Qu'en est-il deux ans plus tard ? Les Poilus survivants ne
sont plus officiellement que six et on a peine à imaginer
qu'ils soient encore capables de se déplacer pour prendre
part, dans leur ville ou village, aux cérémonies
du 11 Novembre 2005. On sait que Jean G. ne souhaite pas participer
aux cérémonies en rapport avec les guerres passées.
Louis de Cazenave, sorti pacifiste de la guerre, ne sera pas
non plus présent aux cérémonies en son
village de B.... De même Maurice Floquet : "Les
commémorations du 11 Novembre ? Il n'y va pas et n'en
parle jamais, c'est une période effacée de sa
mémoire" raconte sa fille Jeaninne. Quant à
Léon Weil, il choisissait de reçevoir, hier
jeudi 10 Novembre, une classe d'un collège de Draveil.
"La guerre ne sert qu'à faire mourir les hommes
et enrichir les marchands de canons", leur déclaraient-il.
Même Ferdinand Gilson, le plus jeune et encore alerte
Poilu, est incertain car malade en début de semaine.

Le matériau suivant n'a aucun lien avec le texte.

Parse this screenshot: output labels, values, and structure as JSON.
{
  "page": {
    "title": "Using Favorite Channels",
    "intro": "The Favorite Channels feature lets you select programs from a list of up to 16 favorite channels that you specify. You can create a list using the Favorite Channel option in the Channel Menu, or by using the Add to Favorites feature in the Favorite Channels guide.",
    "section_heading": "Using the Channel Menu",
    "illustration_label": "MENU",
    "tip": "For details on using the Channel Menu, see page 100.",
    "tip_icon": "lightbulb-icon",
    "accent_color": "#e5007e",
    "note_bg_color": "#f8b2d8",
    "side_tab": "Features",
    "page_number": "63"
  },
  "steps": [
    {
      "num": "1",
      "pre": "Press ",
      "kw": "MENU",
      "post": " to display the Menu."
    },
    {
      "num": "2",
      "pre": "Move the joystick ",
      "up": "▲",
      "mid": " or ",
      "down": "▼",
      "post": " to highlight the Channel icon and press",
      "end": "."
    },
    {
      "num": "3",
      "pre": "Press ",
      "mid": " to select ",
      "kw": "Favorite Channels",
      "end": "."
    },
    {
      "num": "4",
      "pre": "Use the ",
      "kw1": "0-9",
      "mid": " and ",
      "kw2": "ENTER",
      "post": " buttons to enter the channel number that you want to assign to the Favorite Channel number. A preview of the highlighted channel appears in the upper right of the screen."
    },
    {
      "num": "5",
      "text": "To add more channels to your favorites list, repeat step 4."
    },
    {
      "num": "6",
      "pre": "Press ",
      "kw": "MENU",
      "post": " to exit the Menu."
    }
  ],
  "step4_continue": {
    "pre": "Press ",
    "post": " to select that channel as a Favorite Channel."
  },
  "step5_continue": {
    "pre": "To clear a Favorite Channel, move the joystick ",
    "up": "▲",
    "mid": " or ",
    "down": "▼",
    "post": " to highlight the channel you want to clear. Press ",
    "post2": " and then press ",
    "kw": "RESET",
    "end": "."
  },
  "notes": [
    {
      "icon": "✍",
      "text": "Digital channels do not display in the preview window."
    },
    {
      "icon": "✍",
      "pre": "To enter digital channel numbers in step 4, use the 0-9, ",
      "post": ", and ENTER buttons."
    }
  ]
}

Quant à Lazare Ponticelli on ne sait pas.
-
Vendredi 11 Novembre 2005, 11h10', la ville de XXX attend
son indéfectible Poilu :
Cela fait maintenant trois quarts d'heure que la Place de
la Mairie se remplit petit à petit. Des militaires
aux tenues impeccables, arrivés les premiers, discutent
sur le perron de l'Hôtel de Ville. Anciens combattants
et simples citoyens échangent déjà leurs
impressions. Une dizaine de journalistes sont là :
une équipe de TF1 dépêchée sur
place enchaîne les interviews depuis une dizaine de
minutes. Le froid est vif, nous attendons.
Il est 11h10' quand Monsieur Lazare Ponticelli arrive enfin
par la droite de la Mairie. Il est seul, canne en main droite,
casquette vissée sur la tête. Rapidement les
journalistes se précipitent vers lui et l'interrogent
: <<J'ai tenu à venir parce que j'ai fait un
serment dans les tranchées. J'ai dit à mes camarades
: "celui qui vit viendra nous voir. Voilà, alors
je viens aux monuments aux morts, pour le respect de mes camarades.>>.
Les caméras de TF1 et de France3 fixent cet instant,
les photos pleuvent. Des responsables municipaux, militaires,
civils, des membres d'associations, des anonymes se présentent
à lui pour le saluer. On entoure Monsieur Ponticelli
pour le protéger des possibles bousculades, puis on
le conduit sur la Place des Combattants où doit se
tenir la cérémonie ; il s'assied sur une chaise
à quelques dizaines de mètres de la Marianne
et des drapeaux tricolores. Le défilé part de
la Mairie à 11h25' avec en tête les personnels
militaires, puis les officiels municipaux, les anciens combattants,
et le reste de la foule. Dix minutes plus tard, le cortège
arrive sur le lieu des cérémonies où
les attend Monsieur Ponticelli depuis déjà quelques
temps. On place les personnalités autours de lui :
un Général Chef de Corps d'Armée à
sa droite, le Maire à sa gauche.
Les discours et les hommages se succèdent, Monsieur
Ponticelli reste immobile, le regard fixe sur la Marianne
et sur les drapeaux tricolores. Il semble peu en proie au
froid pourtant si vif et piquant en cette mi-novembre.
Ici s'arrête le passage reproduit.